ReutersNov 27, 2025 1:00 PM

By Ozan Ergenay

- Euro zone bond yields steadied in early trading on Thursday, set for a second straight weekly decline, amid subdued activity across most markets due to the U.S. Thanksgiving holiday and growing expectations of a December rate cut by the Fed.

Germany's 10-year Bund yield DE10YT=RR, the euro zone's benchmark, rose 0.9 basis points to 2.683%, while French 10-year yields FR10YT=RR held at 3.416% and Italian yields IT10YT=RR were up 1.7 bps at 3.411%.

With the European Central Bank firmly on hold, European rates have been fairly muted in recent weeks. Spillovers from moves in stocks or U.S. and Japanese government bonds have not been sufficient to drive significant shifts either.

Later on Thursday, the ECB will release the minutes of its October policy meeting, while a number of the central bank's officials are scheduled to speak.

Euro zone bond yields have diverged sharply from those in the United States this month, as investors are pricing in a series of Fed rate cuts over the coming year, while the ECB is not expected to change monetary policy, according to money markets.

Peter Vanden Houte, chief economist at ING, said in a note to clients that euro zone inflation data still shows some stickiness, and selling price expectations climbed above the long-term average in every sector with consumers anticipating faster price increases ahead.

"What looks certain is that the region's economy remains on a growth track, albeit a subdued one.

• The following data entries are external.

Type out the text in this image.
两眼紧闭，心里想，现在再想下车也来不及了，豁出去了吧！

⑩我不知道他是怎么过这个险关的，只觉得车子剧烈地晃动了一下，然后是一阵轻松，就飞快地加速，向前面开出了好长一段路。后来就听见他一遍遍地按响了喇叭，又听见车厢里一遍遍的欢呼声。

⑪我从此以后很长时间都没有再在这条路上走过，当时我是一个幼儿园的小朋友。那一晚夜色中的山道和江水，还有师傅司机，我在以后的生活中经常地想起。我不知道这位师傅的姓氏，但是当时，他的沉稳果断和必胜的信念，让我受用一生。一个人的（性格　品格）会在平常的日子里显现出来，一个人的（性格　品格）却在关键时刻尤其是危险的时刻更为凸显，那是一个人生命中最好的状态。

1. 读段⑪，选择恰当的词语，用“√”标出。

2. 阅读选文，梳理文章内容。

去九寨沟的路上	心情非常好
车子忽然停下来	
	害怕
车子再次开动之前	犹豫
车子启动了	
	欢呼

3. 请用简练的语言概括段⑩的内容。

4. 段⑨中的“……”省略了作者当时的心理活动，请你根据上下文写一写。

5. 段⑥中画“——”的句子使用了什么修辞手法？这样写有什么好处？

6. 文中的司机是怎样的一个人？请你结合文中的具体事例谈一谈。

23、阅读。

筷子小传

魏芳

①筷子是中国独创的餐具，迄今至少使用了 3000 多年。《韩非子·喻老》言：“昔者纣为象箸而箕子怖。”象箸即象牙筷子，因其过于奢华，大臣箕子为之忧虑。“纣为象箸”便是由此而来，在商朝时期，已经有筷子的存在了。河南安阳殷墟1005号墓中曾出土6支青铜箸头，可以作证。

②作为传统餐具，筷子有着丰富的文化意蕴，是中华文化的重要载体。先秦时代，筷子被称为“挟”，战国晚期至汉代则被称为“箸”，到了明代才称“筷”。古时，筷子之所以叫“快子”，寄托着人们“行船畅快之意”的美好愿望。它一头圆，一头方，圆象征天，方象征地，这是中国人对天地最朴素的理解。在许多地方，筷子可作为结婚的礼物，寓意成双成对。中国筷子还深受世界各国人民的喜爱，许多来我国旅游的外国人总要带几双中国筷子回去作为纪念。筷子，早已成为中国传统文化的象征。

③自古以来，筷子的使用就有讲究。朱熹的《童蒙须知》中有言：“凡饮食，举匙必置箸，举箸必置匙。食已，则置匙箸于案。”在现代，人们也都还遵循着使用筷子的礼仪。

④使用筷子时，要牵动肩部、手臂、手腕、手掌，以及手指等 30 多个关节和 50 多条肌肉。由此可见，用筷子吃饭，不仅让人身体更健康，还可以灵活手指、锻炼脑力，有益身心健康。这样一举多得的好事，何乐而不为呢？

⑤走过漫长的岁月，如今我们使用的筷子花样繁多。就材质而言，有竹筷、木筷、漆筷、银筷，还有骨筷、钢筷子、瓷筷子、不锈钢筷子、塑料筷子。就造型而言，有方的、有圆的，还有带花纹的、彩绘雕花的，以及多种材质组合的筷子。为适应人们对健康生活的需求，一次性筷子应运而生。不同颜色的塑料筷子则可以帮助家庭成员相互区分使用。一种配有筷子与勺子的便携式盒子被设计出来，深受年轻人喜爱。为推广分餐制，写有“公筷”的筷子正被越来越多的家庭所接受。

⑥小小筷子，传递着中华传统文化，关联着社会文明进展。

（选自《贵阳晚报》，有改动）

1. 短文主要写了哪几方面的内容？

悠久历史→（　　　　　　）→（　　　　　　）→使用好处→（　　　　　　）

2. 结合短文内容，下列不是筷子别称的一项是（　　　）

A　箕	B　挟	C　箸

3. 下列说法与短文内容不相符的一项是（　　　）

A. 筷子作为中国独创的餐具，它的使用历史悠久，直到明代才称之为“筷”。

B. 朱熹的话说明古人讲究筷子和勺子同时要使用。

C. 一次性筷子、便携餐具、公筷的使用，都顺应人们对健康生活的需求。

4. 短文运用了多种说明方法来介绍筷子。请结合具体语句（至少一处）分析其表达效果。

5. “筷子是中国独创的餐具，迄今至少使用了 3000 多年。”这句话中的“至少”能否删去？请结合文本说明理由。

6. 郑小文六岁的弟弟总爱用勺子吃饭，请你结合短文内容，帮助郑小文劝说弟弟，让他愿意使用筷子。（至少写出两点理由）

A meaningful uptick may not occur until Germany's budgetary stimulus kicks in, expected no sooner than the second half of 2026," he said.

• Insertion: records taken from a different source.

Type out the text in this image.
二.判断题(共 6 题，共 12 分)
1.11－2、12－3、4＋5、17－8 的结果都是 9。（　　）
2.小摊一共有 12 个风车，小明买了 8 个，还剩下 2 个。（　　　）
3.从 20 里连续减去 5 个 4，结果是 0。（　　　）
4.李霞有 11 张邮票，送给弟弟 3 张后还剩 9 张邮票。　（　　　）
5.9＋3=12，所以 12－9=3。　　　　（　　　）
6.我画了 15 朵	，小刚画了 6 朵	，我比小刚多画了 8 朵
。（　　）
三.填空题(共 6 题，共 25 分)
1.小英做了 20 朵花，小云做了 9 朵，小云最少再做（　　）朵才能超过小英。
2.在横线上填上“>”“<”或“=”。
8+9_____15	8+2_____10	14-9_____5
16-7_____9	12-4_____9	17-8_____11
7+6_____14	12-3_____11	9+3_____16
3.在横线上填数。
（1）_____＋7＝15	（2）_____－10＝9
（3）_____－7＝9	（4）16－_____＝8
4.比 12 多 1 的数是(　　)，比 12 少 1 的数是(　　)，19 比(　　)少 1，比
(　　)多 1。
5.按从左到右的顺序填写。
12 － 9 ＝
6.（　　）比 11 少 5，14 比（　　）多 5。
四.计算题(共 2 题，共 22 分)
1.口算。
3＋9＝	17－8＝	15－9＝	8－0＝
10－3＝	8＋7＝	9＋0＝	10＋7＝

"Given these trends, the ECB will likely keep interest rates unchanged, there's no need for more stimulus and inflation does not warrant any drastic new monetary policies."

Bund yields have risen by around 5 bps this month, while 10-year U.S. Treasury yields US10YT=RR have fallen 10 bps, bringing the two closer together than at any time in nearly two years DE10US10=RR.

Major U.S. economic data for retail sales and producer prices published on Tuesday reinforced expectations of a December rate cut and investors bet the leading candidate to be the next Fed Chair may pursue a more dovish policy.

In the UK, activity was also more subdued after the British finance minister presented a budget on Wednesday that alleviated some concern about the government's long-term finances.

Antonio Ruggiero, FX & macro strategist at Convera, said markets took the UK budget in their stride. But the calm won't last, he added, with the heavy use of back-loaded tax measures raising doubts about how reliable Chancellor Rachel Reeves' 26-billion pound ($34.40-billion) revenue plan really is.

UK 30-year gilt yields GB30YT=RR, which are more sensitive to long-term fiscal issues, were up 1.9 bps at 5.23%, retracing some of Wednesday's near-12 bp drop, the biggest since April, partly as a result of an expected decline in supply in the coming year.

UK 10-year yields GB10YT=RR were last up 4.4 bps at 4.471%, hitting an almost two-week high.